As a preliminary matter, however, Williams must first establish that he has satisfied the procedural prerequisites for judicial review—namely, that he has exhausted his administrative remedies. United States v. Raia, 954 F.3d 594, 597 (3d Cir. 2020). Neither Williams nor the government has addressed whether this requirement has been satisfied. There is no indication that Williams has requested any sort of relief from the warden and without this information, the Court is constrained to deny Williams' motion.

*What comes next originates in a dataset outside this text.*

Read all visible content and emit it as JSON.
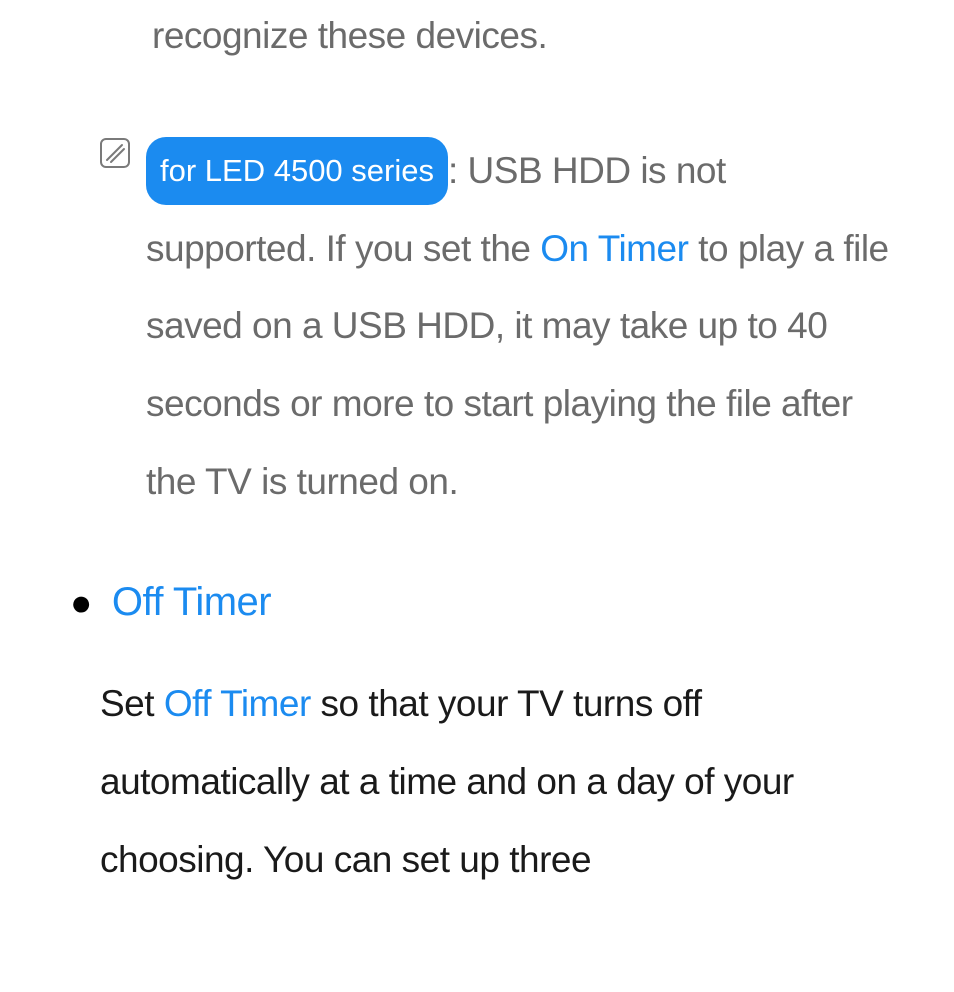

Instead of addressing the relevant question of whether Williams has exhausted his administrative remedies, the government focuses its argument on the Court's lack of authority to designate a defendant's place of incarceration. (DE 32, (Gov't Opposition).) The Court agrees that 18 U.S.C. §3624(c)(2), together with the CARES ACT, provides the BOP, rather than the Court, the discretion to transfer a defendant to home confinement. Furthermore, the plain language of the compassionate release statute only grants the Court the authority to "reduce" a defendant's "term of imprisonment." 18 U.S.C. §3582(c)(a)(A). However, it appears that the Court may reduce a defendant's term of imprisonment to time served and impose a period of home confinement as a condition of supervised release. 18 U.S.C. § 3582(c)(1)(A). --------
Even if Williams had demonstrated that he had exhausted his administrative remedies, however, he has not established that extraordinary and compelling reasons justify a sentence reduction. As the government notes, Williams has only cited "generalized concerns about contracting the virus and conditions at FCI Danbury[.]" (Gov't Opposition, at 1.) The Court acknowledges the realities of Williams' position—incarcerated individuals cannot practice social distancing, control their exposure to large groups, or otherwise engage in proactive safety measures as recommended. Significantly, however, the "the mere existence of COVID-19 in society and the possibility that it may spread to a particular prison alone cannot independently justify compassionate release." Raia, 954 U.S. at 597. Williams is 30 years old and does not allege to suffer from any medical conditions that the CDC indicates would put him at an increased risk of suffering from severe illness if he contracted the virus. The BOP Reentry Plan that Williams submitted to the Court, which categorizes him as "Healthy or Simple Chronic Care," provides the only insight into the current state of his apparently good health. (BOP Reentry Plan.) Because he has not demonstrated that he has exhausted his administrative remedies nor has he established that extraordinary and compelling reasons justify a sentence reduction, the Court need not address the § 3553(a) factors or dangerousness considerations.
IV. Conclusion
Williams' motion for compassionate release is DENIED without prejudice. An appropriate order will follow.